Em Brokopondo, a população é majoritariamente descendente dos quilombolas, africanos escravizados historicamente excluídos. A mandioca foi um alimento básico e muito especial que ajudava a subsistir às comunidades. Esse tubérculo presente na América Latina e o Caribe possui múltiplas formas de cozinha. “As mulheres conhecem bem como cultivar e produzir mandioca, por isso são as verdadeiras protagonistas da cadeia de valor. Graças a sua perseverança e determinação, em 2014 elas conseguiram colocar seus primeiros produtos à venda”, explica Lieuw-A-Soe por videoconferência.

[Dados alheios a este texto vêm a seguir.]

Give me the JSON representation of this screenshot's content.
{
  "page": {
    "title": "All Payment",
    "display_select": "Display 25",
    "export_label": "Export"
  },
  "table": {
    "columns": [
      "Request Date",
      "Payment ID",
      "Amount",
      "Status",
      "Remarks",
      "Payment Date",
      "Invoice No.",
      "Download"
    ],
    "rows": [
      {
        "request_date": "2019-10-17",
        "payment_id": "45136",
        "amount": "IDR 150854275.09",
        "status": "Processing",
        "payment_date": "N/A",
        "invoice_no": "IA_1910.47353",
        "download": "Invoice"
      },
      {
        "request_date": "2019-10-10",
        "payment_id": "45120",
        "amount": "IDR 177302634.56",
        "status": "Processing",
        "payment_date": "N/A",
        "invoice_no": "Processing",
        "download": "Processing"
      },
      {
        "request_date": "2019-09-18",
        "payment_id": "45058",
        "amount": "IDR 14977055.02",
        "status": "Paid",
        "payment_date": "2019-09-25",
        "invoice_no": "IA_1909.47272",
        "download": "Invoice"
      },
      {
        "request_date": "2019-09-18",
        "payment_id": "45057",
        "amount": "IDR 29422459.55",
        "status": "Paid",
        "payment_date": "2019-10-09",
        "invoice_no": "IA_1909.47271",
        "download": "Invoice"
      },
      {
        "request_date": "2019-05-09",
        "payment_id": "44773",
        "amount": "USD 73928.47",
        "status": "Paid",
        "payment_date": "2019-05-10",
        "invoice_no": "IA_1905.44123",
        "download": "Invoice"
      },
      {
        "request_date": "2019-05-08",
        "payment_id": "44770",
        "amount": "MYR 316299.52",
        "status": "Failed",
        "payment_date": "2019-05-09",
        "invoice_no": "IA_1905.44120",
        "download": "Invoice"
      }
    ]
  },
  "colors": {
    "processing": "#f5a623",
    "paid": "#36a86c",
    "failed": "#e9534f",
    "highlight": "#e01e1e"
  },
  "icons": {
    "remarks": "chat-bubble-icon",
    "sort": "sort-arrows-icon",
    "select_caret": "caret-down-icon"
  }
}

O trabalho das mulheres da mandioca atraiu o interesse do Banco Interamericano de Desenvolvimento (BID). “Elas formaram uma cooperativa e nós vimos a oportunidade de fortalecer a sua capacidade empreendedora. Chamou a nossa atenção que tinham uma visão e ambição de crescer, melhorar a produção em termos de qualidade e quantidade e envolver-se mais nas cadeias globais de valor”, explica por videochamada Michael Hennesey, especialista da Divisão de Competitividade, Tecnologia e Inovação do BID. Assim, focados no mercado e na comercialização, já não só cultivam mandioca para subsistir, mas a transformam, desenvolvendo inovadores produtos à base desse tubérculo, como pão pronto para o forno, panqueca de mandioca sem glúten ou seu famoso mingau para bebês e idosos. “No BID, cremos que é importante identificar e apoiar projetos com potencial de crescimento que melhorem vidas, e a mandioca era um produto tradicional ao qual se podia agregar valor.”

Para a presidenta da cooperativa, o mais importante do projeto foi e é mudar a vida das mulheres. “Ver o que elas têm mostrado e sua alegria de ganhar seu próprio dinheiro. Coisas simples para o mundo ocidental que para elas são um grande passo.” Porque um dos segredos dessa cooperativa é gerar uma renda sustentável para as mulheres e que essa experiência possa ser ampliada para projetos semelhantes.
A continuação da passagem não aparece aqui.